Дверь захлопнулась, я опять уселась на настил. Теперь я знала, что мне предстоит пять суток скоротать здесь. Что такое пять суток по сравнению с вечностью. Вообще, карцер правильный. Холодно, полусумрак, не узнаешь, — день или ночь. Вытянуться на настиле нельзя. Ноги упираются в стену. Ходить негде, да и лапти валятся с ног. Халат шерстит все тело. Три раза в день открывалась дверь камеры, мне давали по кружке холодной воды и по куску черного хлеба. Я сама не могу объяснить, почему у меня все пять дней было самое прекрасное настроение. Может быть, потому что я была совершенно одна, сама с собой. Я перебирала в памяти все стихи, какие помнила, читала вслух. Надзиратель часто открывал волчок и смотрел на меня. Вряд ли ему встречались заключенные, так переносившие карцер. Мысль об этом смешила меня, и каждый раз, когда он открывал волчок, я довольно улыбалась. Как мое поведение преломлялось в глазах надзора, не могу сказать, но мне чудилось в нем что-то дружественное. И случилось почти невероятное: надзиратель, протягивая мне хлеб в форточку, шепнул: «Один день еще осталось потерпеть». «Вытерплю», — с улыбкой ответила я.

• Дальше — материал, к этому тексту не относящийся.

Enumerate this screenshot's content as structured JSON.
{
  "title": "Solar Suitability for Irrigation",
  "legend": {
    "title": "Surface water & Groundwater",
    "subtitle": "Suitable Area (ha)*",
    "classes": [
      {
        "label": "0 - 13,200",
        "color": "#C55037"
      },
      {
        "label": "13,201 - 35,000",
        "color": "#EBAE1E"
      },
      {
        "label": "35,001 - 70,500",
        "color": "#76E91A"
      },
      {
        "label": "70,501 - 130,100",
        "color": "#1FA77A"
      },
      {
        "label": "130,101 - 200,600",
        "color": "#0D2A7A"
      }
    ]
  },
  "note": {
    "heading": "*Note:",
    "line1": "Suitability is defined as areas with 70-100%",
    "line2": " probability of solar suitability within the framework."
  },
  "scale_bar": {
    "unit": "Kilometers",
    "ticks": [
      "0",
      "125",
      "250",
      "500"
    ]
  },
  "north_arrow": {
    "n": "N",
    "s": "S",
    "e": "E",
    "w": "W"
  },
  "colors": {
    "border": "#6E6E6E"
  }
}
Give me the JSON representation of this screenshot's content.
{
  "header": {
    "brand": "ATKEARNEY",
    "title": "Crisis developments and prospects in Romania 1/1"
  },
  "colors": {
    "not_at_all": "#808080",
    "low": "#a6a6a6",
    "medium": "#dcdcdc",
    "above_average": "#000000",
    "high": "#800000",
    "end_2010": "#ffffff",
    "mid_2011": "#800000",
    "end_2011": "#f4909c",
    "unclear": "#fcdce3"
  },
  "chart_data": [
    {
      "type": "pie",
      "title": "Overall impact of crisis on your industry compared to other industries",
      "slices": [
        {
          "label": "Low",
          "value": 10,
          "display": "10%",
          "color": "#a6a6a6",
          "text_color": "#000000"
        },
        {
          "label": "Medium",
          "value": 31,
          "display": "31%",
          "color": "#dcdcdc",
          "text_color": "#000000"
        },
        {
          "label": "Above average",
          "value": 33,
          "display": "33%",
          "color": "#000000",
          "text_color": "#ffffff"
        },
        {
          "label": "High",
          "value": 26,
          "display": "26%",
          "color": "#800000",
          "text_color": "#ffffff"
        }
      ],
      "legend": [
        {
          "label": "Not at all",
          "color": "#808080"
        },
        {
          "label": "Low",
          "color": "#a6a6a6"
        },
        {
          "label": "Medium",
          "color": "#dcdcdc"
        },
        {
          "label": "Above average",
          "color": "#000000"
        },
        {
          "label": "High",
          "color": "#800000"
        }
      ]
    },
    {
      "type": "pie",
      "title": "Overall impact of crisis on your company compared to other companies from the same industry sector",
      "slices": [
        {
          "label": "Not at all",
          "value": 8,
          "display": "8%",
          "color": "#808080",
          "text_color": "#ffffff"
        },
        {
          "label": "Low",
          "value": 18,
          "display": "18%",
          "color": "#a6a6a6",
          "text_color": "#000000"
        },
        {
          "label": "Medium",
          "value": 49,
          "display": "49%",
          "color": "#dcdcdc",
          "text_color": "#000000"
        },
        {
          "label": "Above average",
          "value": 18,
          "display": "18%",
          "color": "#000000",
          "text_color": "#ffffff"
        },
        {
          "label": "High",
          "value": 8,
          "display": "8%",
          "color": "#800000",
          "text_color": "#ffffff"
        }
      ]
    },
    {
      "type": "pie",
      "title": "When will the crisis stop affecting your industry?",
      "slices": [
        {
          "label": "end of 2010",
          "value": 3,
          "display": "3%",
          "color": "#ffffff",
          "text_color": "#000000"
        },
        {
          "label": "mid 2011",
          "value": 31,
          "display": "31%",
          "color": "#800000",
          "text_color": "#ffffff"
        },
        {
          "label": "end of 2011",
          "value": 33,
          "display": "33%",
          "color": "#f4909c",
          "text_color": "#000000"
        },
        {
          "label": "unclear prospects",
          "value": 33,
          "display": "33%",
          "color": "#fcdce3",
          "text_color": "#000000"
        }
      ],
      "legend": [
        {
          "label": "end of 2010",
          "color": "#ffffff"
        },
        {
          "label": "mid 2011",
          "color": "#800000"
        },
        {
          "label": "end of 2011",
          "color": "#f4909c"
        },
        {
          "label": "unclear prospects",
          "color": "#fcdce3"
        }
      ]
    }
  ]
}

Когда я вернулась в камеру, моя сокамерница поднялась мне навстречу, обливаясь слезами. Она всхлипывала и ничего не могла сказать. Во всем она винила себя. После увода меня из камеры ее перевели на карцерный режим, все вещи вынесли из камеры. Ее посадили на хлеб и воду. Ей объявил старший те же пять суток на карцерном положении за то, что в библиотечных книгах найдены пометки на полях, сделанные ногтем. М. созналась в своей вине. Она уверяла, что не придавала значения таким меткам, она говорила о моей невиновности. Начальство это не интересовало. Оно накладывало взыскание. И самое худшее — ведь карцер был уже позади — на месяц лишало нашу камеру возможности пользоваться библиотекой. Вот это был удар! Месяц без книг. Целый месяц. Тянется время…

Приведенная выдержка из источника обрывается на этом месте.